A Tossicia un settantenne del posto denunciava di aver ricevuto sulla sua utenza mobile mobile una videochiamata dove appariva foto a mezzo busto di un carabiniere con scritta “Comando Provinciale Carabinieri Teramo”. L’interlocutore, riferiva di indagini in corso a carico del direttore dell’istituto bancario dell’uomo invitandolo a spostare irisparmi su altro conto corrente tramite bonifico. La vittima, sospettando qualcosa di strano, si recava presso la propria banca dove riceveva conferma del tentativo di truffa ai suoi danni.

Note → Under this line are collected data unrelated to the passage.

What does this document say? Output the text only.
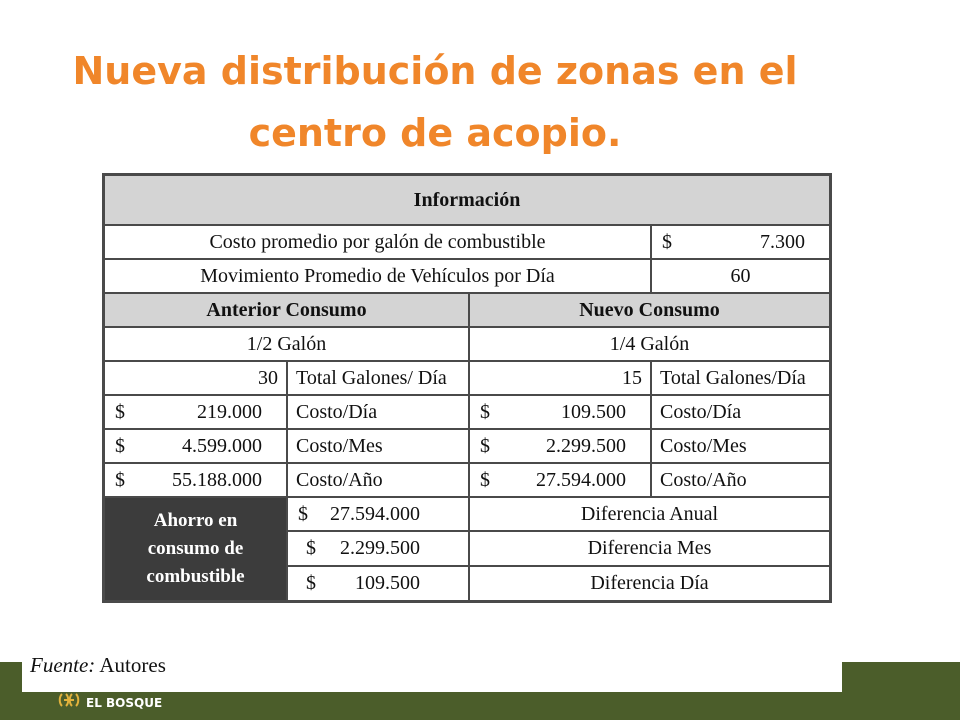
Nueva distribución de zonas en el
centro de acopio.
Información
Costo promedio por galón de combustible	$	7.300
Movimiento Promedio de Vehículos por Día	60
Anterior Consumo	Nuevo Consumo
1/2 Galón	1/4 Galón
30 Total Galones/ Día	15 Total Galones/Día
$	219.000	Costo/Día	$	109.500	Costo/Día
$	4.599.000	Costo/Mes	$	2.299.500	Costo/Mes
$ 55.188.000	Costo/Año	$ 27.594.000	Costo/Año
Ahorro en
consumo de
combustible
$ 27.594.000	Diferencia Anual
$ 2.299.500	Diferencia Mes
$ 109.500	Diferencia Día
Fuente: Autores
EL BOSQUE
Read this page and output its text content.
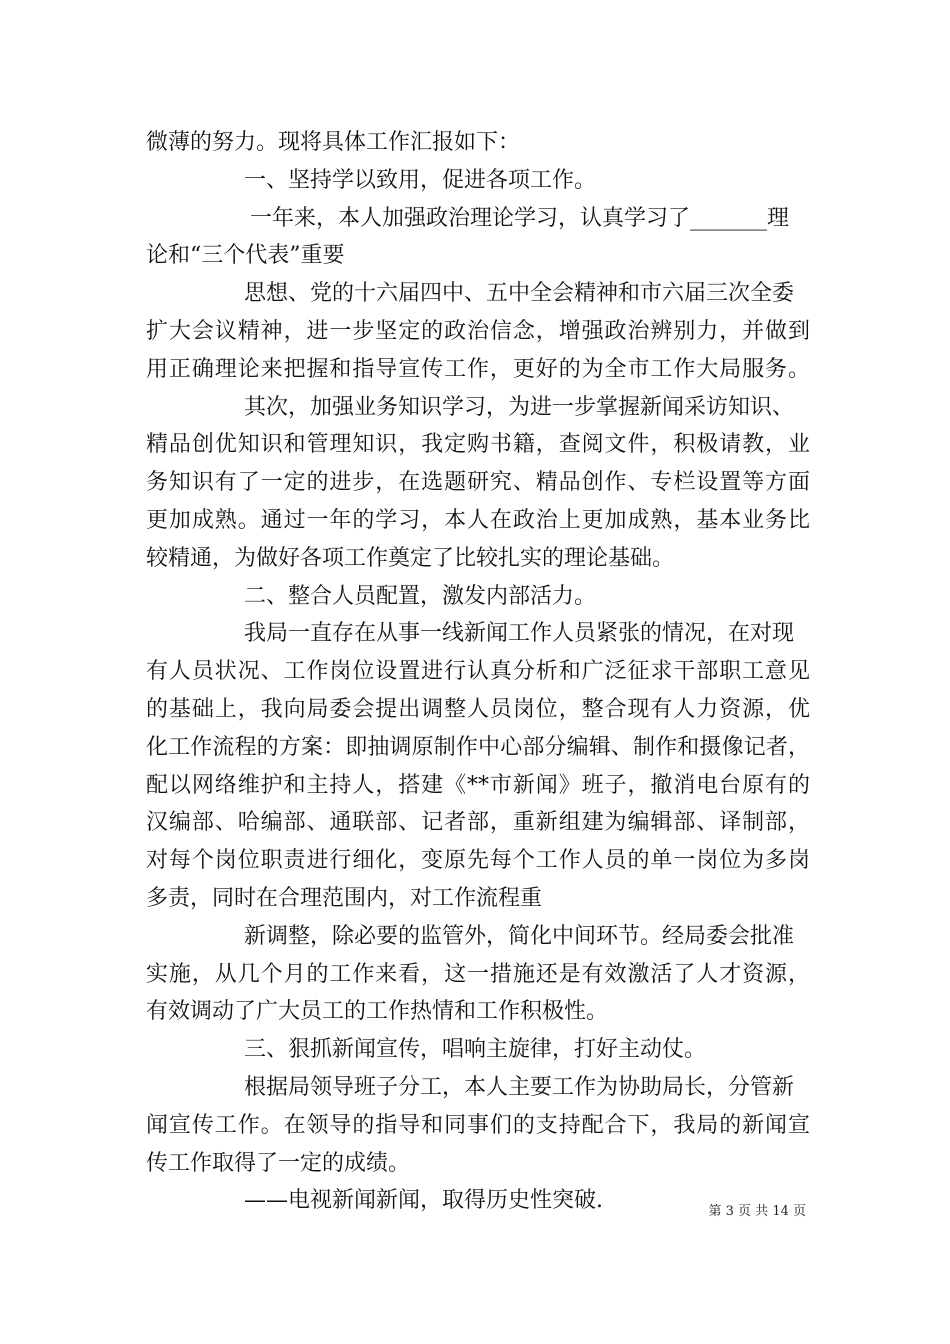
微薄的努力。现将具体工作汇报如下：
一、坚持学以致用，促进各项工作。
一年来，本人加强政治理论学习，认真学习了_______理
论和“三个代表”重要
思想、党的十六届四中、五中全会精神和市六届三次全委
扩大会议精神，进一步坚定的政治信念，增强政治辨别力，并做到
用正确理论来把握和指导宣传工作，更好的为全市工作大局服务。
其次，加强业务知识学习，为进一步掌握新闻采访知识、
精品创优知识和管理知识，我定购书籍，查阅文件，积极请教，业
务知识有了一定的进步，在选题研究、精品创作、专栏设置等方面
更加成熟。通过一年的学习，本人在政治上更加成熟，基本业务比
较精通，为做好各项工作奠定了比较扎实的理论基础。
二、整合人员配置，激发内部活力。
我局一直存在从事一线新闻工作人员紧张的情况，在对现
有人员状况、工作岗位设置进行认真分析和广泛征求干部职工意见
的基础上，我向局委会提出调整人员岗位，整合现有人力资源，优
化工作流程的方案：即抽调原制作中心部分编辑、制作和摄像记者，
配以网络维护和主持人，搭建《**市新闻》班子，撤消电台原有的
汉编部、哈编部、通联部、记者部，重新组建为编辑部、译制部，
对每个岗位职责进行细化，变原先每个工作人员的单一岗位为多岗
多责，同时在合理范围内，对工作流程重
新调整，除必要的监管外，简化中间环节。经局委会批准
实施，从几个月的工作来看，这一措施还是有效激活了人才资源，
有效调动了广大员工的工作热情和工作积极性。
三、狠抓新闻宣传，唱响主旋律，打好主动仗。
根据局领导班子分工，本人主要工作为协助局长，分管新
闻宣传工作。在领导的指导和同事们的支持配合下，我局的新闻宣
传工作取得了一定的成绩。
——电视新闻新闻，取得历史性突破.	第 3 页 共 14 页
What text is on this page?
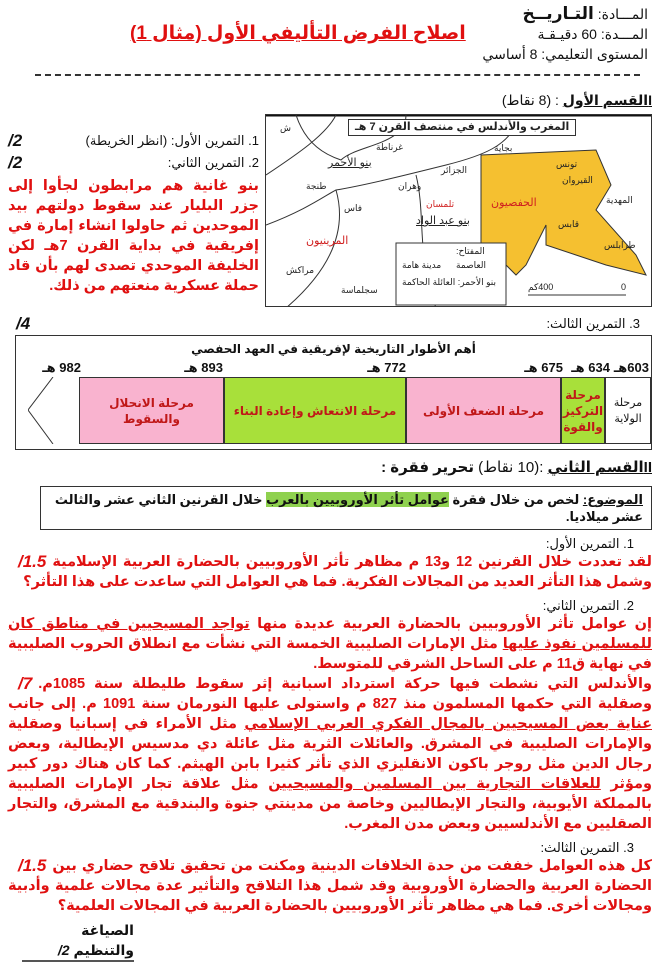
المـــادة: التـاريــخ
المـــدة: 60 دقيـقـة
المستوى التعليمي: 8 أساسي
اصلاح الفرض التأليفي الأول (مثال 1)
Iالقسم الأول : (8 نقاط)
المغرب والأندلس في منتصف القرن 7 هـ
ش
غرناطة
بنو الأحمر
طنجة	وهران
الجزائر
بجاية
تونس
القيروان
المهدية
فاس	تلمسان
بنو عبد الواد
الحفصيون
المرينيون
مراكش
سجلماسة
طرابلس
قابس
المفتاح:
العاصمة
مدينة هامة
بنو الأحمر: العائلة الحاكمة	0
400كم
1. التمرين الأول: (انظر الخريطة)
/2
2. التمرين الثاني:
/2
بنو غانية هم مرابطون لجأوا إلى جزر البليار عند سقوط دولتهم بيد الموحدين ثم حاولوا انشاء إمارة في إفريقية في بداية القرن 7هـ لكن الخليفة الموحدي تصدى لهم بأن قاد حملة عسكرية منعتهم من ذلك.
3. التمرين الثالث:
/4
أهم الأطوار التاريخية لإفريقية في العهد الحفصي
603هـ
634 هـ
675 هـ
772 هـ
893 هـ
982 هـ
مرحلة الولاية
مرحلة التركيز والقوة
مرحلة الضعف الأولى
مرحلة الانتعاش وإعادة البناء
مرحلة الانحلال والسقوط
IIالقسم الثاني :(10 نقاط) تحرير فقرة :
الموضوع: لخص من خلال فقرة عوامل تأثر الأوروبيين بالعرب خلال القرنين الثاني عشر والثالث عشر ميلاديا.
1. التمرين الأول:
/1.5 لقد تعددت خلال القرنين 12 و13 م مظاهر تأثر الأوروبيين بالحضارة العربية الإسلامية وشمل هذا التأثر العديد من المجالات الفكرية. فما هي العوامل التي ساعدت على هذا التأثر؟
2. التمرين الثاني:
إن عوامل تأثر الأوروبيين بالحضارة العربية عديدة منها تواجد المسيحيين في مناطق كان للمسلمين نفوذ عليها مثل الإمارات الصليبية الخمسة التي نشأت مع انطلاق الحروب الصليبية في نهاية ق11 م على الساحل الشرقي للمتوسط.
/7 والأندلس التي نشطت فيها حركة استرداد اسبانية إثر سقوط طليطلة سنة 1085م. وصقلية التي حكمها المسلمون منذ 827 م واستولى عليها النورمان سنة 1091 م. إلى جانب عناية بعض المسيحيين بالمجال الفكري العربي الإسلامي مثل الأمراء في إسبانيا وصقلية والإمارات الصليبية في المشرق. والعائلات الثرية مثل عائلة دي مدسيس الإيطالية، وبعض رجال الدين مثل روجر باكون الانقليزي الذي تأثر كثيرا بابن الهيثم. كما كان هناك دور كبير ومؤثر للعلاقات التجارية بين المسلمين والمسيحيين مثل علاقة تجار الإمارات الصليبية بالمملكة الأيوبية، والتجار الإيطاليين وخاصة من مدينتي جنوة والبندقية مع المشرق، والتجار الصقليين مع الأندلسيين وبعض مدن المغرب.
3. التمرين الثالث:
/1.5 كل هذه العوامل خففت من حدة الخلافات الدينية ومكنت من تحقيق تلاقح حضاري بين الحضارة العربية والحضارة الأوروبية وقد شمل هذا التلاقح والتأثير عدة مجالات علمية وأدبية ومجالات أخرى. فما هي مظاهر تأثر الأوروبيين بالحضارة العربية في المجالات العلمية؟
الصياغة والتنظيم 2/
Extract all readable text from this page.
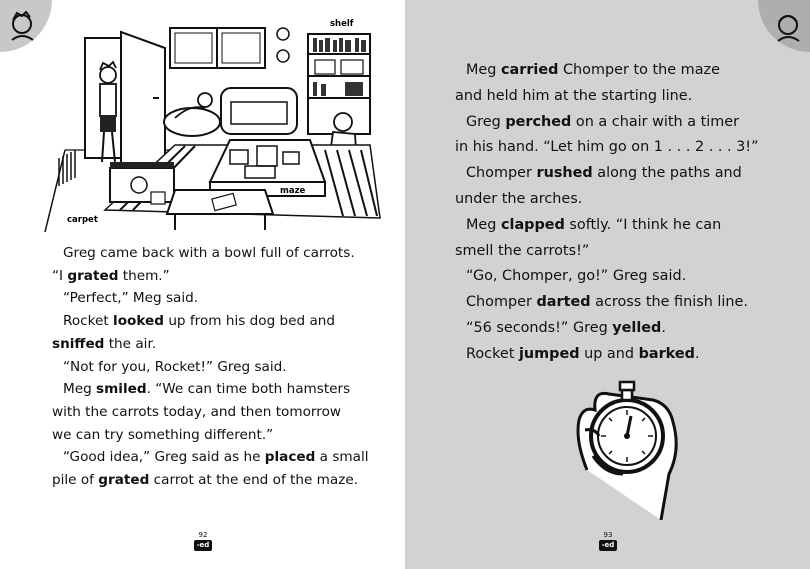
shelf
maze
carpet
Greg came back with a bowl full of carrots.
“I grated them.”
“Perfect,” Meg said.
Rocket looked up from his dog bed and
sniffed the air.
“Not for you, Rocket!” Greg said.
Meg smiled. “We can time both hamsters
with the carrots today, and then tomorrow
we can try something different.”
“Good idea,” Greg said as he placed a small
pile of grated carrot at the end of the maze.
92
-ed
Meg carried Chomper to the maze
and held him at the starting line.
Greg perched on a chair with a timer
in his hand. “Let him go on 1 . . . 2 . . . 3!”
Chomper rushed along the paths and
under the arches.
Meg clapped softly. “I think he can
smell the carrots!”
“Go, Chomper, go!” Greg said.
Chomper darted across the finish line.
“56 seconds!” Greg yelled.
Rocket jumped up and barked.
93
-ed
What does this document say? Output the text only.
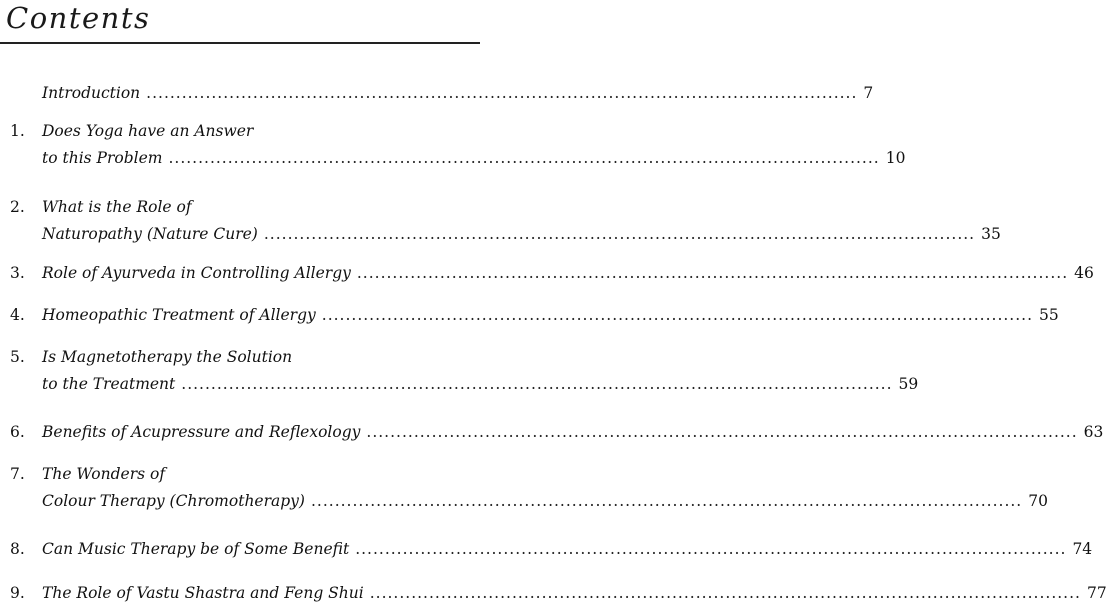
Contents
Introduction ........................................................................................................................ 7
1. Does Yoga have an Answer
to this Problem ........................................................................................................................ 10
2. What is the Role of
Naturopathy (Nature Cure) ........................................................................................................................ 35
3. Role of Ayurveda in Controlling Allergy ........................................................................................................................ 46
4. Homeopathic Treatment of Allergy ........................................................................................................................ 55
5. Is Magnetotherapy the Solution
to the Treatment ........................................................................................................................ 59
6. Benefits of Acupressure and Reflexology ........................................................................................................................ 63
7. The Wonders of
Colour Therapy (Chromotherapy) ........................................................................................................................ 70
8. Can Music Therapy be of Some Benefit ........................................................................................................................ 74
9. The Role of Vastu Shastra and Feng Shui ........................................................................................................................ 77
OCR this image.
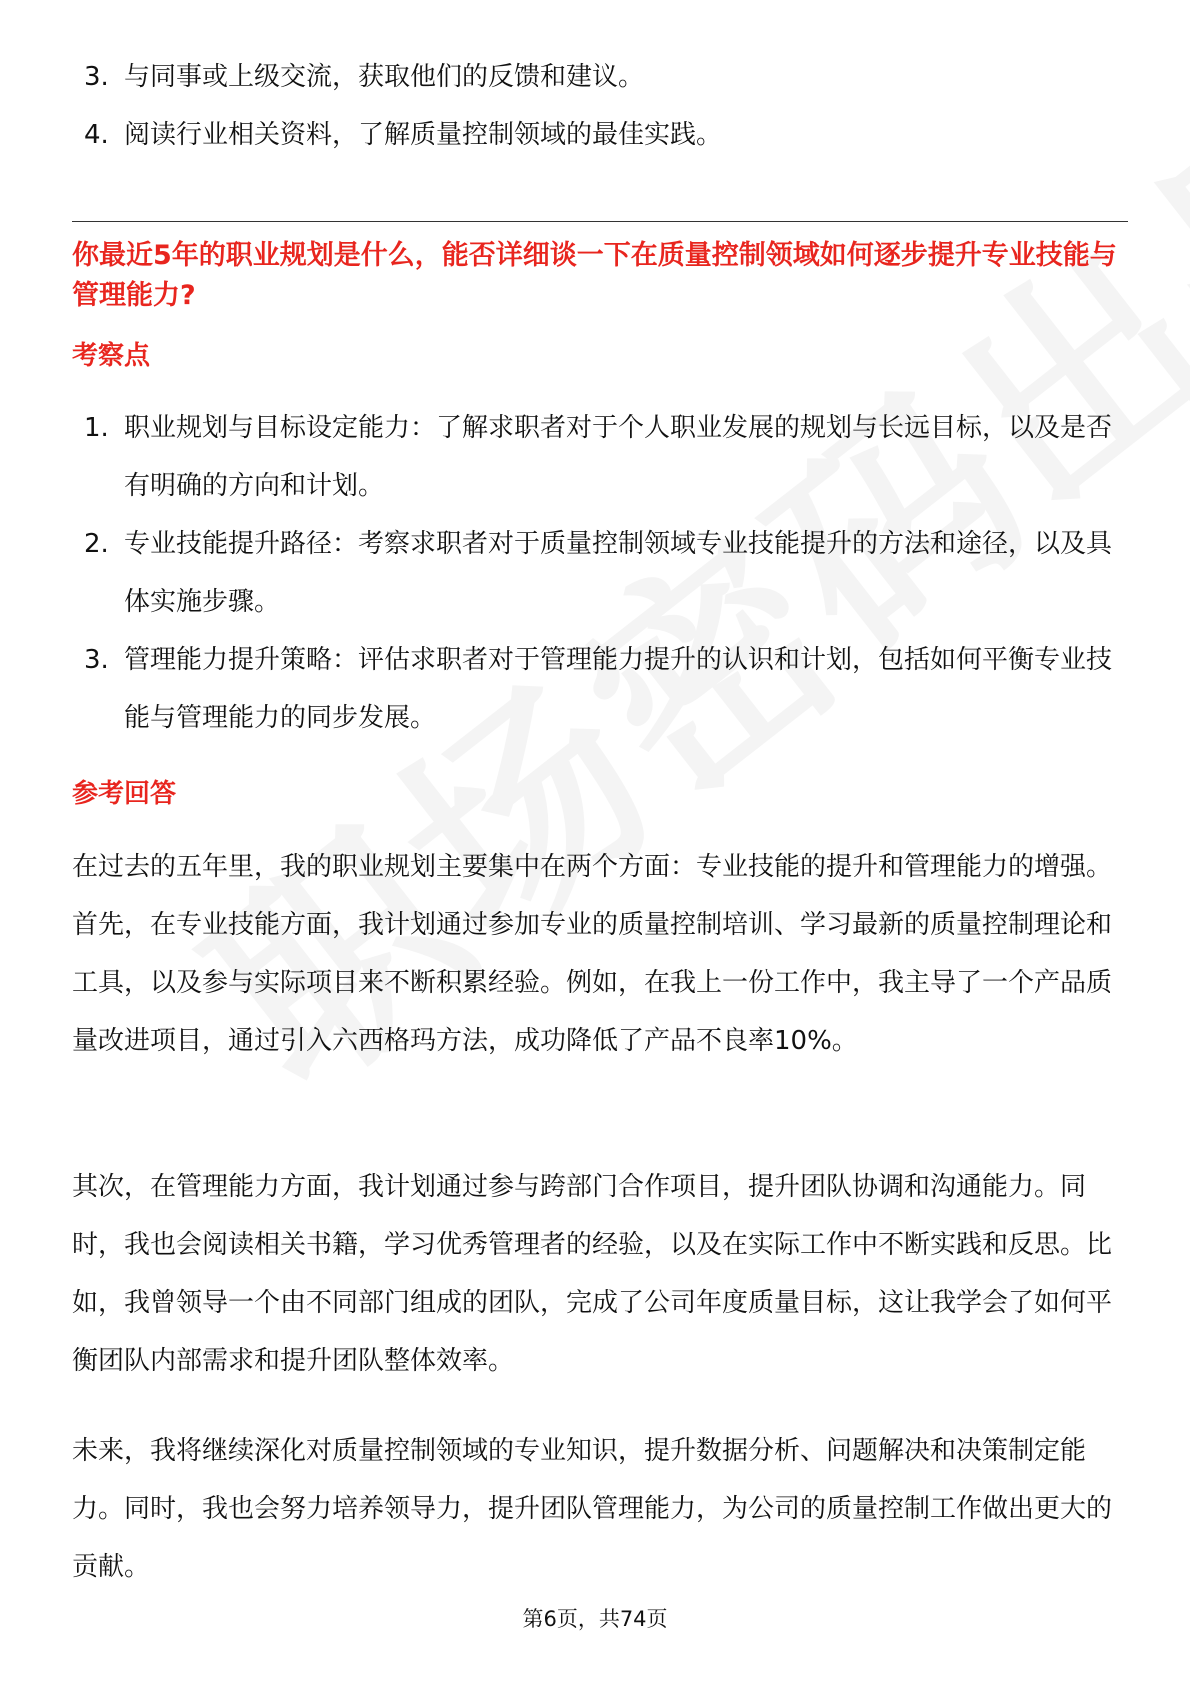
3. 与同事或上级交流，获取他们的反馈和建议。
4. 阅读行业相关资料，了解质量控制领域的最佳实践。
你最近5年的职业规划是什么，能否详细谈一下在质量控制领域如何逐步提升专业技能与管理能力?
考察点
1. 职业规划与目标设定能力：了解求职者对于个人职业发展的规划与长远目标，以及是否有明确的方向和计划。
2. 专业技能提升路径：考察求职者对于质量控制领域专业技能提升的方法和途径，以及具体实施步骤。
3. 管理能力提升策略：评估求职者对于管理能力提升的认识和计划，包括如何平衡专业技能与管理能力的同步发展。
参考回答

在过去的五年里，我的职业规划主要集中在两个方面：专业技能的提升和管理能力的增强。首先，在专业技能方面，我计划通过参加专业的质量控制培训、学习最新的质量控制理论和工具，以及参与实际项目来不断积累经验。例如，在我上一份工作中，我主导了一个产品质量改进项目，通过引入六西格玛方法，成功降低了产品不良率10%。

其次，在管理能力方面，我计划通过参与跨部门合作项目，提升团队协调和沟通能力。同时，我也会阅读相关书籍，学习优秀管理者的经验，以及在实际工作中不断实践和反思。比如，我曾领导一个由不同部门组成的团队，完成了公司年度质量目标，这让我学会了如何平衡团队内部需求和提升团队整体效率。

未来，我将继续深化对质量控制领域的专业知识，提升数据分析、问题解决和决策制定能力。同时，我也会努力培养领导力，提升团队管理能力，为公司的质量控制工作做出更大的贡献。

第6页，共74页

A Bisenti una donna ultra settantenne, ha denunciato presso la locale stazione carabinieri di aver ricevuto sulla propria utenza fissa una telefonata da uno sconosciuto qualificatosi come maresciallo dei carabinieri di Bisenti, il quale le comunicava che il figlio, avendo causato un incidente mortale, sarebbe andato in prigione per evitare la quale avrebbe dovuto versare a una persona che sarebbe venuta in casa una somma di denaro non meglio quantificata. La donna fiutando l’inganno ha immediatamente chiuso la telefonata rivolgendosi ai carabinieri.
Per le denunce in questione sono in atto serrate indagini al fine di addivenire ai malviventi che hanno effettuato tali chiamate, che grazie alla pronta reazione delle vittime non si sono concretizzate in truffe.